I love this filmed interview with Philip Quast. He’s the actor celebrated for his definitive performance as Javert in Les Miserables. Like many actors his wisdom is valuable for facilitators: we are also dealing with the challenges of performing – and helping others to perform together.
Quast likes the rehearsals more than the finished show: “The rehearsal room is everything to me, it’s problem solving, it’s teamwork – like working on a farm where you work together as a team to make something grow.”

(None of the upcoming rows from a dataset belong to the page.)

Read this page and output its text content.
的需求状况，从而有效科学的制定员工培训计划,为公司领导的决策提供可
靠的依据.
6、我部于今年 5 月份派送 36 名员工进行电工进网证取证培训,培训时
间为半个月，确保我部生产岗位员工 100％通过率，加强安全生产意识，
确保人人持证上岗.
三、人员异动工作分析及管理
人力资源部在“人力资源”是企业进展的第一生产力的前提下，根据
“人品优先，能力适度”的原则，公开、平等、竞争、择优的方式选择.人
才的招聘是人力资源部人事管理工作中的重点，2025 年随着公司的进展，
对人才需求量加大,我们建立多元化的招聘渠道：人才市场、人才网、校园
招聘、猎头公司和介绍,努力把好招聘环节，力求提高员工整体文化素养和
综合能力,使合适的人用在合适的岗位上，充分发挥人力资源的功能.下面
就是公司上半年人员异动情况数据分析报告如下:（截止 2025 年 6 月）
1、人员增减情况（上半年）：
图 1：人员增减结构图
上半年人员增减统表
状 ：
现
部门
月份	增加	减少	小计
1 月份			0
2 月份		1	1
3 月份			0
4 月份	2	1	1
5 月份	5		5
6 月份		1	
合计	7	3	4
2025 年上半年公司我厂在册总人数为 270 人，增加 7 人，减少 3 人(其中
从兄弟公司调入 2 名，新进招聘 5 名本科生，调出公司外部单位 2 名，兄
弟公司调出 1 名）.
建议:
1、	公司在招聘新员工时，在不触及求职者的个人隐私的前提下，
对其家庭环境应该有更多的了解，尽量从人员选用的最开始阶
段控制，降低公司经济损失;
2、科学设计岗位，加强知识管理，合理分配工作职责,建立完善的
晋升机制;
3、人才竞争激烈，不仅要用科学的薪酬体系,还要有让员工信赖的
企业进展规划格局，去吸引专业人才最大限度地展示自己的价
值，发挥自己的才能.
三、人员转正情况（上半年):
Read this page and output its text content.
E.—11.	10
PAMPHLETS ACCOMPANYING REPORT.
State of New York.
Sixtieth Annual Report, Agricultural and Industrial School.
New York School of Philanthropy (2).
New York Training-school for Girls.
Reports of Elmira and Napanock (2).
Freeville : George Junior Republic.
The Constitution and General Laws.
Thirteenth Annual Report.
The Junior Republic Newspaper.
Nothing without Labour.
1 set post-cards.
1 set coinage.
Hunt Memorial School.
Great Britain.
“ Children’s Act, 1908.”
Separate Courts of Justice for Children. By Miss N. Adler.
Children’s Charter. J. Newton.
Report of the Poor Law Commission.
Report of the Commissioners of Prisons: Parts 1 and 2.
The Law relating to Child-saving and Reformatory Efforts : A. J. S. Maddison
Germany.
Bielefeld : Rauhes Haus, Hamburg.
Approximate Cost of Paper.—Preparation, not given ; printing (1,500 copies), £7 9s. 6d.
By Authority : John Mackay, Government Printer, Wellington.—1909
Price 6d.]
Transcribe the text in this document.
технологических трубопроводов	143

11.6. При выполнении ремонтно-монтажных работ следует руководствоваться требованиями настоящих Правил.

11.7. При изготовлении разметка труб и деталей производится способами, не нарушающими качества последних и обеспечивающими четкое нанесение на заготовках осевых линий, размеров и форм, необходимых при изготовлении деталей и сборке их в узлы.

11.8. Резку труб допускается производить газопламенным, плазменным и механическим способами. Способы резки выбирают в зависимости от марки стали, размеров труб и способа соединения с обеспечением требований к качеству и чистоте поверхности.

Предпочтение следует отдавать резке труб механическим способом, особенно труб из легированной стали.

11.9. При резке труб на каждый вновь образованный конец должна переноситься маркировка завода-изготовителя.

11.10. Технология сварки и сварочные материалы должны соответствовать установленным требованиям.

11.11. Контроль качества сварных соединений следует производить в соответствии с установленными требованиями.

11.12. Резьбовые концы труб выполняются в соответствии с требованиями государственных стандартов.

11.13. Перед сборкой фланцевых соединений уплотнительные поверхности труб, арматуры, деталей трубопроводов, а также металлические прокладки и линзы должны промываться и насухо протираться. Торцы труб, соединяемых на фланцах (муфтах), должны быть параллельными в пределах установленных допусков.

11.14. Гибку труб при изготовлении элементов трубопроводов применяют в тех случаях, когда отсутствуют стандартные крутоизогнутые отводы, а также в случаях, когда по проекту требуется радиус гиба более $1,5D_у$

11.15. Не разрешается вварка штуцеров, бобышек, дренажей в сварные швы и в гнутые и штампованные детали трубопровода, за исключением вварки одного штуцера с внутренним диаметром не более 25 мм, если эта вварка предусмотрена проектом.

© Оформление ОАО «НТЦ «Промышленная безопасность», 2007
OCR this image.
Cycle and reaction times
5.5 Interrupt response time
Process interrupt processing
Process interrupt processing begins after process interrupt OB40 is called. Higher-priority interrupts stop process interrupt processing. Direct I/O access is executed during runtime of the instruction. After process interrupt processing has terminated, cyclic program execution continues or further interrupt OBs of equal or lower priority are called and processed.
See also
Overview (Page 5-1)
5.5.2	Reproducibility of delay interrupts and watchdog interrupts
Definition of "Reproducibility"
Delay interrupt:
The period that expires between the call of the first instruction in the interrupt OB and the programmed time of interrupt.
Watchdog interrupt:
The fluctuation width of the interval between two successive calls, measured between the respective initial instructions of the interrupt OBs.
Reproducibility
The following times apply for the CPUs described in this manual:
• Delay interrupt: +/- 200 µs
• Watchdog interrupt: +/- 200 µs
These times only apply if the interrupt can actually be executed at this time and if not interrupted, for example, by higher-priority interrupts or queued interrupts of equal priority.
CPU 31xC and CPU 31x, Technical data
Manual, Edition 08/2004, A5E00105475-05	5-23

His approach to rehearsing a new play is to study the play but not to learn his lines. He argues that learning your lines before meeting the other actors is a mistake: you develop a preconceived idea of your performance instead of creating something fresh in response to your fellow cast members. As facilitators, this kind of aliveness is essential to helping groups to be creative. It’s all too easy to make detailed plans which risk cutting us off from what’s really happening in the room.
Coaching and facilitation: creating a rehearsal space
If we think our work has to result in a definitive performance we put everyone under pressure which stifles creativity. What if we see ourselves and those we work with as being in a rehearsal space? This can reduce performance anxiety. It encourages flexibility, a willingness to change course easily and to be affected by each other.
One of my favourite practices in training is to get pairs to lead an activity – but give them little or no time to prepare, inviting them to work together without agreeing “who says what”. They often give a highly engaging performance. In the feedback afterwards they talk about all the things that they thought were messy because they weren’t scripted. These usually turn out to be the best parts from the point of view of everyone watching.
Being ourselves
Quast believes that great performers are truly themselves, not imitating others. And the key to performance is relentless curiosity about everything. In coaching, I invite people to experiment with being different versions of themselves . And being curious about what happens is often a better response than worrying whether it’s right or wrong.
Quast agrees with Samuel Beckett that “habit is a great deadener.” You have to work against habit. Groups can tell when a facilitator is doing something by rote and when they are truly responding to what is happening in the room. By not being stuck in habit, you remind everyone that creativity is possible now, in the moment.